There was afterwards a big splash on the Holocaust. There was a tv miniseries in the Sixties and the introduction of Holocaust awareness in the schools, even to the point where children were asked how many gilders Anne Frank had if she spent three of her ten. Schools always follow cultural trends. In my predominately Jewish public school, I had been taught in the fourth grade about Hyam Solomon, the Jewish financier in Revolutionary New York who had propped up the value of the Revolution’s currency by adroitly buying and selling the money. So I am not surprised that, afterwards, there is a big push on Black and Latino heroes and, even after that, into gay and trans books even if some parents find that outrageous to point out that there really had been slaveholders.

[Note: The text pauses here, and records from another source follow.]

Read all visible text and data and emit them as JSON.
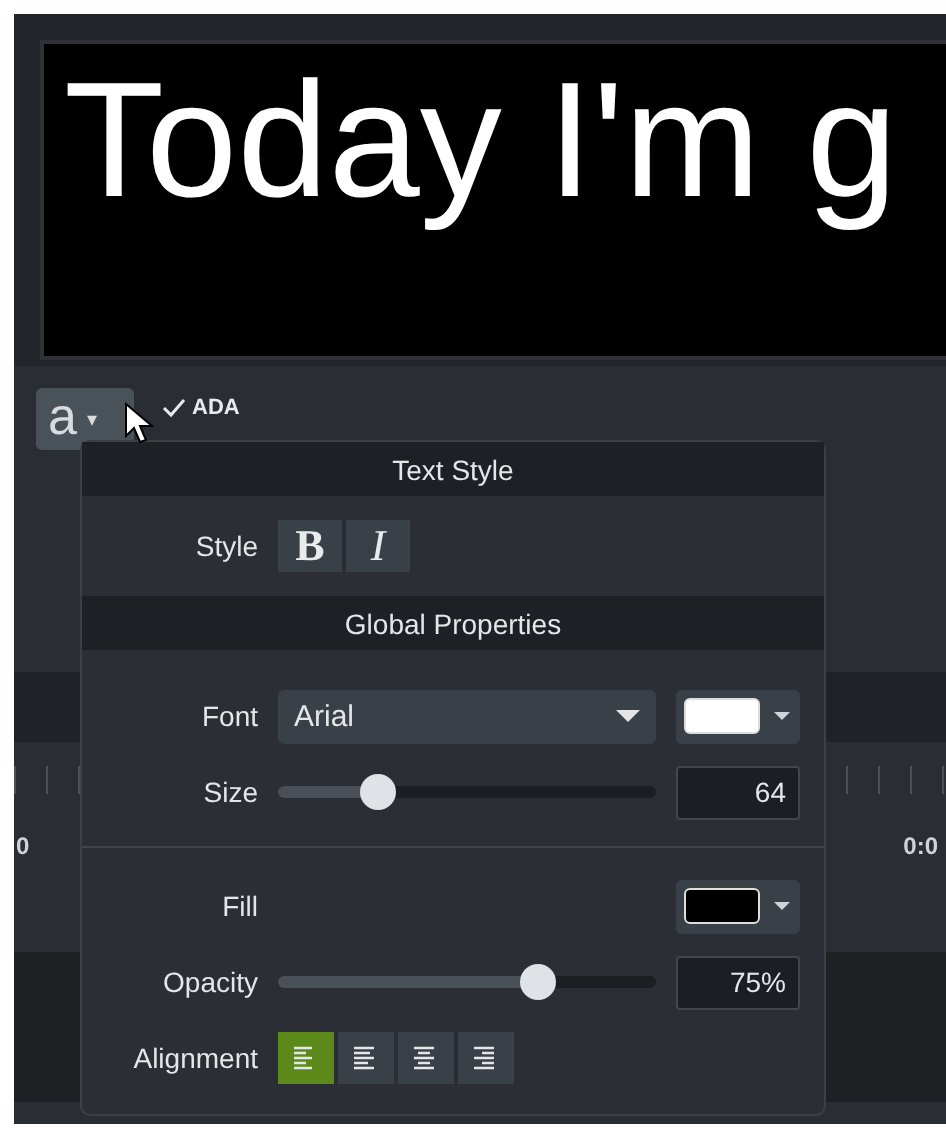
{
  "preview": {
    "caption": "Today I'm g"
  },
  "toolbar": {
    "format_button": {
      "label": "a",
      "caret": "▾"
    },
    "ada": {
      "label": "ADA",
      "checked": true
    }
  },
  "timeline": {
    "labels": [
      "0",
      "0:0"
    ]
  },
  "popup": {
    "sections": [
      {
        "title": "Text Style",
        "rows": [
          {
            "kind": "style",
            "label": "Style",
            "buttons": [
              {
                "label": "B",
                "selected": false
              },
              {
                "label": "I",
                "selected": false
              }
            ]
          }
        ]
      },
      {
        "title": "Global Properties",
        "rows": [
          {
            "kind": "font",
            "label": "Font",
            "value": "Arial",
            "color": "#ffffff"
          },
          {
            "kind": "slider",
            "label": "Size",
            "level": 0.24,
            "value": "64"
          },
          {
            "kind": "divider"
          },
          {
            "kind": "color",
            "label": "Fill",
            "color": "#000000"
          },
          {
            "kind": "slider",
            "label": "Opacity",
            "level": 0.71,
            "value": "75%"
          },
          {
            "kind": "alignment",
            "label": "Alignment",
            "options": [
              {
                "kind": "left",
                "selected": true
              },
              {
                "kind": "justify",
                "selected": false
              },
              {
                "kind": "center",
                "selected": false
              },
              {
                "kind": "right",
                "selected": false
              }
            ]
          }
        ]
      }
    ]
  }
}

The Fifties were also about gay people. Writers that were otherwise significant published early in their careers so as to legitimize gay life by portraying their lives in novels. These included Gore Vidal, Truman Capote, and James Baldwin, but notably not Tennessee Wiliams who alluded to it but only that in “Cat on a Hot Tin Roof”, where why the hero will not have sex with his wife is not explained. Each of these writers legitimizes gays and gay life by just portraying it and merely allowing the protagonist to be who is what he is, living as he can under his constraints. It is not surprising that generations later some parents would oppose allowing “Heather Has Two Mommies”. included in school libraries. Their reason is not the offered one that it is not age appropriate, because no one is in favor of that, but because the book and its ilk normalize or legitimate what is presented as normal behavior and so includes same sex families as morally acceptable when they are believed to be an affront to nature. There weren't, however, objections a few decades before to Ezra Jack Keats’ child literature on inner city black youth, where they were the protagonists. That progress of legitimation was regarded as inevitable while gay legitimation seemed reprehensible. Literature counts and so people take sides on what to suppress.